Het opengeslagen boek heette Versjes en rijmpjes van over de hele wereld en was geleend bij de openbare bibliotheek.
Mijn hoofdredacteur had het plan om een serie van vijf artikelen te doen over sids, Sudden Infant Death Syndrome. Elk jaar sterven er zevenduizend baby’s zonder aanwijsbare oorzaak. Twee van elke duizend baby’s gaan gewoon slapen en worden nooit meer wakker. Mijn hoofdredacteur, Duncan, hij noemde het steeds wiegendood.
De details van Duncan zijn dat ie een pokdalig gezicht heeft van de acne en dat zijn schedel rond de haarlijn elke twee weken bruin is als hij zijn uitgegroeide haren heeft bijgeverfd. Zijn computerwachtwoord is ‘wachtwoord’.
Het enige wat we weten over sids is dat er geen patroon is. De meeste baby’s gaan ‘s nachts dood als ze alleen zijn, maar sommige gaan ook bij hun ouders in bed dood. Ze kunnen doodgaan in een autozitje of in een wandelwagentje. Ze kunnen doodgaan in hun moeders armen.
Er zijn zoveel mensen met kleine kinderen, zei mijn hoofdredacteur. Het is het soort artikel dat alle ouders en grootouders te bang zijn om te lezen en te bang om niet te lezen. Er is niet echt nieuwe informatie. Het idee was om een portret te maken van vijf gezinnen die een kind verloren hadden. Laten zien hoe mensen daarmee omgaan. Hoe mensen doorgaan met hun leven. Hier en daar konden we dan met wat feiten strooien over wiegendood. We konden de diepe innerlijke bron van kracht en mededogen laten zien die al deze mensen ontdekken. Op die toer. Omdat het met geen enkele concrete gebeurtenis verband houdt, is het wat je noemt ‘soft’ nieuws. Dat zouden we dan op de eerste pagina van het katern Lifestyle plaatsen.
Voor de illustraties zouden we lachende gezonde baby’s nemen die nu dood zijn.
We zouden laten zien dat dit iedereen kan overkomen.

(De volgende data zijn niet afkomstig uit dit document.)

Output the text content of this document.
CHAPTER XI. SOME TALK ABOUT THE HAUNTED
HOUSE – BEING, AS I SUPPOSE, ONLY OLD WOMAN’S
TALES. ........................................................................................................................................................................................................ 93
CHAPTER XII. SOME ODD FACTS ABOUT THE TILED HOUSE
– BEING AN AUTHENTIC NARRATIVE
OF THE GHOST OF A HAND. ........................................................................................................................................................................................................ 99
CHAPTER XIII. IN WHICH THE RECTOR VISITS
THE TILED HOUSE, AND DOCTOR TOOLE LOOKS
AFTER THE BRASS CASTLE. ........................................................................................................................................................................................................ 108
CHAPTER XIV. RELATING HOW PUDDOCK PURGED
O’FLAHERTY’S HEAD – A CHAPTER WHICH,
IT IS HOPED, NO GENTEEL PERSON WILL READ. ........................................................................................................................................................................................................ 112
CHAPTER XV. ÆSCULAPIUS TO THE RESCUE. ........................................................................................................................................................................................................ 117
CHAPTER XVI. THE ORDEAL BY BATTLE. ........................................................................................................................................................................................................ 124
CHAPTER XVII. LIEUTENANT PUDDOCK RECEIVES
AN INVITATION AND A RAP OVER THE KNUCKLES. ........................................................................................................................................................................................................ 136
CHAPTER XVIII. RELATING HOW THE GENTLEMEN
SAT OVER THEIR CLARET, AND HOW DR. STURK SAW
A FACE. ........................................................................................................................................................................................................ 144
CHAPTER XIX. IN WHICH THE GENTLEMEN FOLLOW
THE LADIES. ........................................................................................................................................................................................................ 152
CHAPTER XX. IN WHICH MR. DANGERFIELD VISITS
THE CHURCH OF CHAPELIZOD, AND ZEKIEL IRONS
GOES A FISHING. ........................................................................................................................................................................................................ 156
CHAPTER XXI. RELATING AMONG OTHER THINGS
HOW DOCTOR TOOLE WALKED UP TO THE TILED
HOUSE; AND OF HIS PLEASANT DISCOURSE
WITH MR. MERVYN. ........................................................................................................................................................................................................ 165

Dat was zijn idee. Het is het soort onderzoeksjournalistiek waar je prijzen mee kunt winnen. Het was aan het eind van de zomer en het was komkommertijd. Dit was de piektijd in het jaar voor meisjes die in het tweede semester zwanger werden en voor pasgeboren baby’s.

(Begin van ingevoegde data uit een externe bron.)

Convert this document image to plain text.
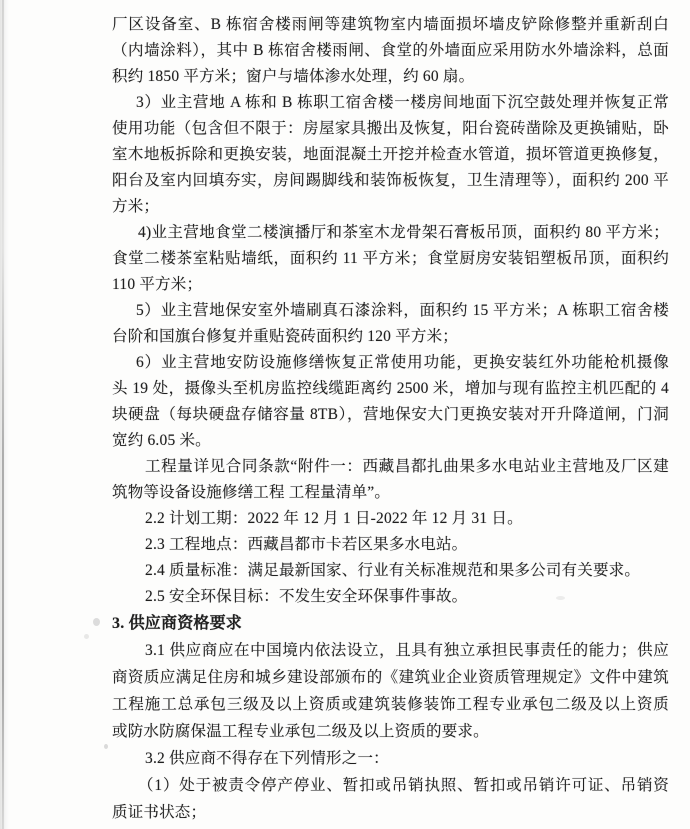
厂区设备室、B 栋宿舍楼雨闸等建筑物室内墙面损坏墙皮铲除修整并重新刮白
（内墙涂料），其中 B 栋宿舍楼雨闸、食堂的外墙面应采用防水外墙涂料，总面
积约 1850 平方米；窗户与墙体渗水处理，约 60 扇。
3）业主营地 A 栋和 B 栋职工宿舍楼一楼房间地面下沉空鼓处理并恢复正常
使用功能（包含但不限于：房屋家具搬出及恢复，阳台瓷砖凿除及更换铺贴，卧
室木地板拆除和更换安装，地面混凝土开挖并检查水管道，损坏管道更换修复，
阳台及室内回填夯实，房间踢脚线和装饰板恢复，卫生清理等），面积约 200 平
方米；
4)业主营地食堂二楼演播厅和茶室木龙骨架石膏板吊顶，面积约 80 平方米；
食堂二楼茶室粘贴墙纸，面积约 11 平方米；食堂厨房安装铝塑板吊顶，面积约
110 平方米；
5）业主营地保安室外墙刷真石漆涂料，面积约 15 平方米；A 栋职工宿舍楼
台阶和国旗台修复并重贴瓷砖面积约 120 平方米；
6）业主营地安防设施修缮恢复正常使用功能，更换安装红外功能枪机摄像
头 19 处，摄像头至机房监控线缆距离约 2500 米，增加与现有监控主机匹配的 4
块硬盘（每块硬盘存储容量 8TB），营地保安大门更换安装对开升降道闸，门洞
宽约 6.05 米。
工程量详见合同条款“附件一：西藏昌都扎曲果多水电站业主营地及厂区建
筑物等设备设施修缮工程 工程量清单”。
2.2 计划工期：2022 年 12 月 1 日-2022 年 12 月 31 日。
2.3 工程地点：西藏昌都市卡若区果多水电站。
2.4 质量标准：满足最新国家、行业有关标准规范和果多公司有关要求。
2.5 安全环保目标：不发生安全环保事件事故。
3. 供应商资格要求
3.1 供应商应在中国境内依法设立，且具有独立承担民事责任的能力；供应
商资质应满足住房和城乡建设部颁布的《建筑业企业资质管理规定》文件中建筑
工程施工总承包三级及以上资质或建筑装修装饰工程专业承包二级及以上资质
或防水防腐保温工程专业承包二级及以上资质的要求。
3.2 供应商不得存在下列情形之一：
（1）处于被责令停产停业、暂扣或吊销执照、暂扣或吊销许可证、吊销资
质证书状态；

Het idee van mijn hoofdredacteur was dat ik met het ambulancepersoneel zou optrekken.
Het kerstverhaal, die huilende mensen, die kerstbal, inmiddels werkte ik al zo lang dat ik al die troep vergeten was.
Die hypothetische vraag ethiek, die moeten ze aan het eind van de opleiding journalistiek stellen omdat het dan te laat is. Je hebt vette studieleningen af te betalen. Jaren en jaren later bedenk ik dat wat ze echt vragen is: Is dit iets waar je je brood mee wilt verdienen?